Despite the state spending thousands of dollars a second – ticketing, kidnapping, caging, and killing evil drug users, the rate of lethal drug overdoses in the last 15 years has skyrocketed at near-exponential rates.

According to the most recent data on overdose deaths, despite the states immoral war on drugs, 2020 went down as the deadliest year in history for overdoses.

In fact, according to data from the federal government: More Americans died from drug overdose in a 12-month period than at any other point in history.

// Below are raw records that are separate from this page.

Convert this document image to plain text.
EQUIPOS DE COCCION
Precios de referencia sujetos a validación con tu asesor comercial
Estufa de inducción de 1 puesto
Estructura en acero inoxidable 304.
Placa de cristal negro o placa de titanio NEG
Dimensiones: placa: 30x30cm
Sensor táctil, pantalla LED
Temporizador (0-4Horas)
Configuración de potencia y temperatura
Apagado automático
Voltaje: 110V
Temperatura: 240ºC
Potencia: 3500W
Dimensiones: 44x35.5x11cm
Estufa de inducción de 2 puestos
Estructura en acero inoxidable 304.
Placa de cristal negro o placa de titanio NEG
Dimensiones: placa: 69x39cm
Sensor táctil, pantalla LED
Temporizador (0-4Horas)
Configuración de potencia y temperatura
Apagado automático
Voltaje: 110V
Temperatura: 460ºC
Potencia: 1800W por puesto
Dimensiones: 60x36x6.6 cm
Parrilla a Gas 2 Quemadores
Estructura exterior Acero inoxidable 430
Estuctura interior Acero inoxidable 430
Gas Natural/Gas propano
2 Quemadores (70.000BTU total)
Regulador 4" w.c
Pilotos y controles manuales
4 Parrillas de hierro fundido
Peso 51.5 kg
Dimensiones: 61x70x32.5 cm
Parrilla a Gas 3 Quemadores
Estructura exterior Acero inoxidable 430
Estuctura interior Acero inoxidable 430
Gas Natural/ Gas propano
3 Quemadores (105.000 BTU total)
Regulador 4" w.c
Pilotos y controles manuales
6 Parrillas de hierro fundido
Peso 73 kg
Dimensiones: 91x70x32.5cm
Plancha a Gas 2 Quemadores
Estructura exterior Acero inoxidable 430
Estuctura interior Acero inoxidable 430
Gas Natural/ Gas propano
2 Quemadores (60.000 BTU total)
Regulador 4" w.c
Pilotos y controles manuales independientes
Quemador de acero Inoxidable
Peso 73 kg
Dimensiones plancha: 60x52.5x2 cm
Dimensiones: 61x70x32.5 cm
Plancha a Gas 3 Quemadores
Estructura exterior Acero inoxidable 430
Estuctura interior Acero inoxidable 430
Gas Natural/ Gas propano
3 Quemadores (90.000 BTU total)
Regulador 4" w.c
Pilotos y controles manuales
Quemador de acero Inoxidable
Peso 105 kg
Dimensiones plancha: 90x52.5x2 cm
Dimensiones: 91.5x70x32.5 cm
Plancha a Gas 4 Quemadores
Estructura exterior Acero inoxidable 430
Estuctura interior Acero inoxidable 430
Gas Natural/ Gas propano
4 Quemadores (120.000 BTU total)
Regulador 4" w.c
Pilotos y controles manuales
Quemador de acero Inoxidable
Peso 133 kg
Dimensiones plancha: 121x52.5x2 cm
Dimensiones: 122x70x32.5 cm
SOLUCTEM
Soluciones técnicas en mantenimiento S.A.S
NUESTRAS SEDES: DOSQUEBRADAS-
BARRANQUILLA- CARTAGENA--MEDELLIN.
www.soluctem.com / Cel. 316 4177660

Drug overdoses were linked to more than 81,000 people’s deaths between June 2019 and May 2020, according to the Centers for Disease Control and Prevention, jumping 18 percent compared to the previous 12-month period. Such deaths rose 20 percent or more in 25 states and the District of Columbia, the report said.

Across the board, drug use and deaths associated with drug use have increased at alarming rates. No amount of AR-15s, SWAT police, MRAPs, or any other military gear has had a hand in lowering these statistics. In fact, the increase in overdose deaths nearly perfectly coincides with the increase in militarization in the last decade and a half.

One drug, or rather plant, which is still viciously sought after in the state’s immoral war on drugs could be the key to slowing this epidemic. Cannabis.

However, in spite of some form of cannabis being legal in some fashion in well over half the country, the government still violently and with extreme prejudice continues to seek out those who dare possess it.

This violent prohibition continues despite research like the data published in the Journal of Addictive Diseases that shows this plant’s power to mitigate the opioid crisis.